After several sold-out runs at the Edinburgh Fringe, Alasdair predicts 2023 will be the year of hard-hitting, uncompromising whimsy. His YouTube spoofs now have millions of views, sure. But he learned to do stand-up first, so The Interdimensional ABK is a real show with jokes and everything.
Schopenhauer said ours was the worst of all possible worlds, cementing the German philosopher’s status as “a right laugh”. But He had a point. How are you supposed to perform whimsical comedy when the real world is so terrible?

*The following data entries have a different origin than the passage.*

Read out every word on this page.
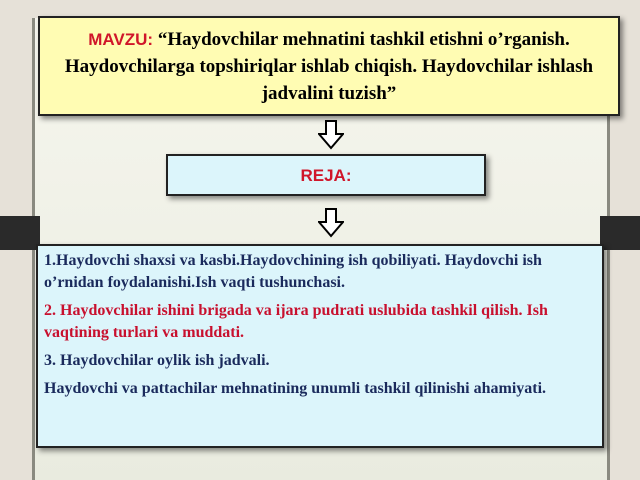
MAVZU: “Haydovchilar mehnatini tashkil etishni o’rganish. Haydovchilarga topshiriqlar ishlab chiqish. Haydovchilar ishlash jadvalini tuzish”
REJA:

1.Haydovchi shaxsi va kasbi.Haydovchining ish qobiliyati. Haydovchi ish o’rnidan foydalanishi.Ish vaqti tushunchasi.

2. Haydovchilar ishini brigada va ijara pudrati uslubida tashkil qilish. Ish vaqtining turlari va muddati.

3. Haydovchilar oylik ish jadvali.

Haydovchi va pattachilar mehnatining unumli tashkil qilinishi ahamiyati.
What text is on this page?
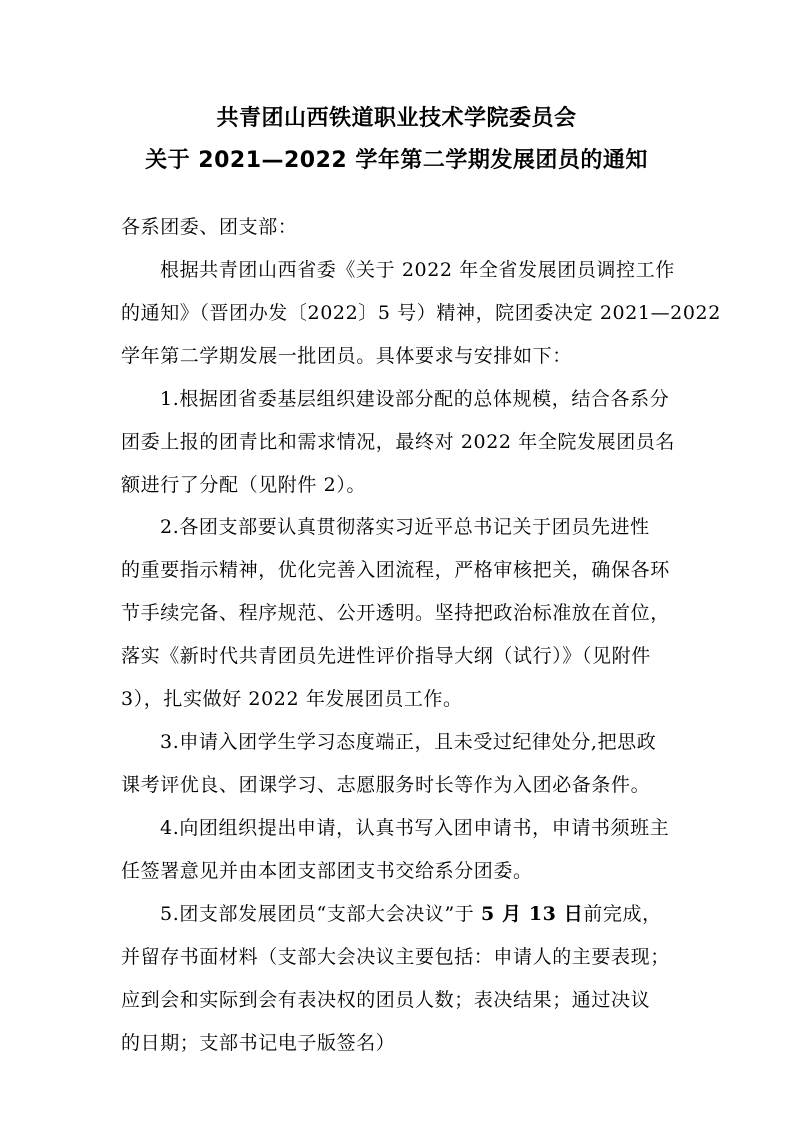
共青团山西铁道职业技术学院委员会
关于 2021—2022 学年第二学期发展团员的通知
各系团委、团支部：
根据共青团山西省委《关于 2022 年全省发展团员调控工作
的通知》（晋团办发〔2022〕5 号）精神，院团委决定 2021—2022
学年第二学期发展一批团员。具体要求与安排如下：
1.根据团省委基层组织建设部分配的总体规模，结合各系分
团委上报的团青比和需求情况，最终对 2022 年全院发展团员名
额进行了分配（见附件 2）。
2.各团支部要认真贯彻落实习近平总书记关于团员先进性
的重要指示精神，优化完善入团流程，严格审核把关，确保各环
节手续完备、程序规范、公开透明。坚持把政治标准放在首位，
落实《新时代共青团员先进性评价指导大纲（试行）》（见附件
3），扎实做好 2022 年发展团员工作。
3.申请入团学生学习态度端正，且未受过纪律处分,把思政
课考评优良、团课学习、志愿服务时长等作为入团必备条件。
4.向团组织提出申请，认真书写入团申请书，申请书须班主
任签署意见并由本团支部团支书交给系分团委。
5.团支部发展团员“支部大会决议”于 5 月 13 日前完成，
并留存书面材料（支部大会决议主要包括：申请人的主要表现；
应到会和实际到会有表决权的团员人数；表决结果；通过决议
的日期；支部书记电子版签名）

Astute, intelligent, and jammed with niche nerdery, whilst easy on thinly shredded nerves, The Interdimensional ABK is giving it a good go… Because as it turns out – here we all are, rudderless-ly moping about in the bafflingly miserable B Timeline, totally clueless to there being a marginally superior version.
In the A Timeline, Wetherspoons is called Definitelyspoons to start with. And, well, all and sundry is just generally better, happier, and more optimistic. But don’t despair – Alasdair Beckett-King is here on a heroic mission, sent from the A Timeline to save us all from ourselves.
He has, however, hit a snag. The madness of B Timeline – war, injustice, growing anti-Ginger sentiment – is overwhelmingly distracting. And that’s before you get him started on Agatha Christie Poirot’s plots. Also – it turns out the B Timeline has heaps of awful things that he kind of loves.
Instead of Alasdair making the B Timeline better, is the B Timeline making him worse?
Innovative observational comedy, idiosyncratic animated illustrations and what one critic called “majestic” ginger locks team up to deliver charmingly subtle commentary on the unavoidably addressed political climate in which we Timeline B inhabitants find ourselves.
Alasdair won the Leicester Mercury Comedian of the Year in 2017 and garnered a very enthusiastic critical response, plus an Amused Moose Comedy Award nomination with his debut Edinburgh show of the same year.
Alongside his recent TV appearances and YouTube fame, he has featured on BBC radio as a comedian and sketch writer and performed stand-up across the UK at Glastonbury, Citadel Fest, the Udderbelly Southbank and the Fringe.
He once won a student RTS award and was nominated for a Student Oscar, but quit filmmaking for stand-up on realising it was a cheaper medium to be unsuccessful in.